Now, on the law's fifth anniversary, obstacles to expanding it loom large."I'm going to find one way or another to raise this," Sen. Christopher Dodd, D-Conn., the law's chief author, said Thursday.
Dodd plans to push an expansion as part of a larger initiative on child care, a White House priority that has bipartisan backing in Congress. More than 40 child-care bills have been introduced in recent months.
Election-year politics could help Dodd, who points out that the law is popular with voters. But the issue promises to be a tough sell on Capitol Hill, where some of the lawmakers who originally opposed it remain in office, including Senate Majority Leader Trent Lott, R-Miss.
Dodd wants to expand the law to cover businesses with at least 25 employees, down from the current threshold of 50. That would cover 13 million more workers.
In addition to congressional opposition, small businesses are worried about meeting a new federal requirement.
John Satagaj, president of the Small Business Legislative Council, said it would be difficult for many small companies to offer lengthy, unpaid leave because they may not have enough workers to cover.
"Many of them . . . may have flexible policies now," he said. "Small businesses typically do, in trying to work things out on a case-by-case basis with their employees."

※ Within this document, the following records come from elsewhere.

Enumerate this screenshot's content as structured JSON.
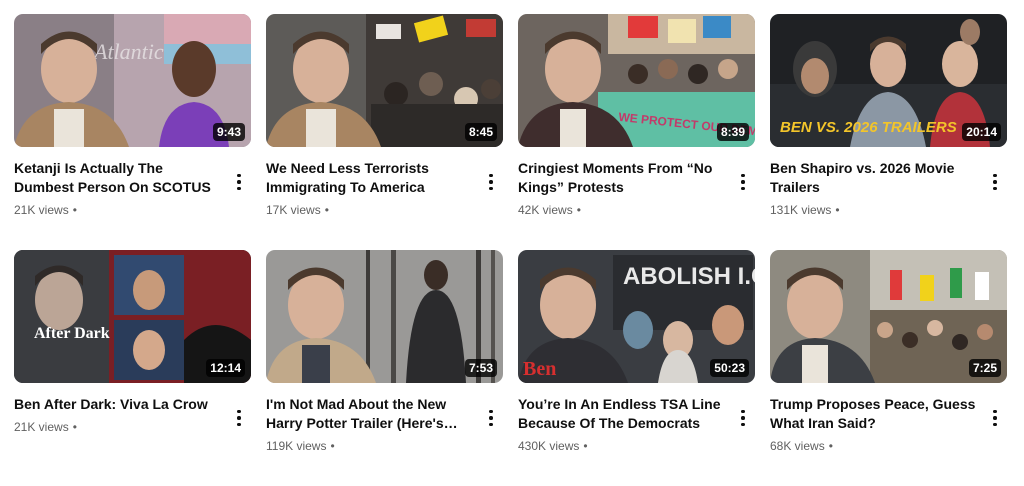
{
  "videos": [
    {
      "title": "Ketanji Is Actually The Dumbest Person On SCOTUS",
      "views": "21K views",
      "sep": "•",
      "duration": "9:43",
      "thumb_text": "Atlantic"
    },
    {
      "title": "We Need Less Terrorists Immigrating To America",
      "views": "17K views",
      "sep": "•",
      "duration": "8:45",
      "thumb_text": ""
    },
    {
      "title": "Cringiest Moments From “No Kings” Protests",
      "views": "42K views",
      "sep": "•",
      "duration": "8:39",
      "thumb_text": "WE PROTECT OUR DEMOCRACY"
    },
    {
      "title": "Ben Shapiro vs. 2026 Movie Trailers",
      "views": "131K views",
      "sep": "•",
      "duration": "20:14",
      "thumb_text": "BEN VS. 2026 TRAILERS"
    },
    {
      "title": "Ben After Dark: Viva La Crow",
      "views": "21K views",
      "sep": "•",
      "duration": "12:14",
      "thumb_text": "After Dark"
    },
    {
      "title": "I'm Not Mad About the New Harry Potter Trailer (Here's Why)",
      "views": "119K views",
      "sep": "•",
      "duration": "7:53",
      "thumb_text": ""
    },
    {
      "title": "You’re In An Endless TSA Line Because Of The Democrats",
      "views": "430K views",
      "sep": "•",
      "duration": "50:23",
      "thumb_text": "ABOLISH I.C.E.",
      "thumb_text2": "Ben"
    },
    {
      "title": "Trump Proposes Peace, Guess What Iran Said?",
      "views": "68K views",
      "sep": "•",
      "duration": "7:25",
      "thumb_text": ""
    }
  ]
}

The family-leave law allows workers up to 12 weeks unpaid leave after the birth or adoption of a child, or to care for their own or a family member's serious illness. About 12 million workers took advantage of benefits offered by the law from January 1994 through June 1995, according to a commission created by Congress.
Efforts to pass the law began in the 1980s. It took years to muster enough votes to pass Congress. The law was vetoed twice by then-President George Bush, a Republican, before President Clinton signed it in a Rose Garden ceremony just two weeks after taking office.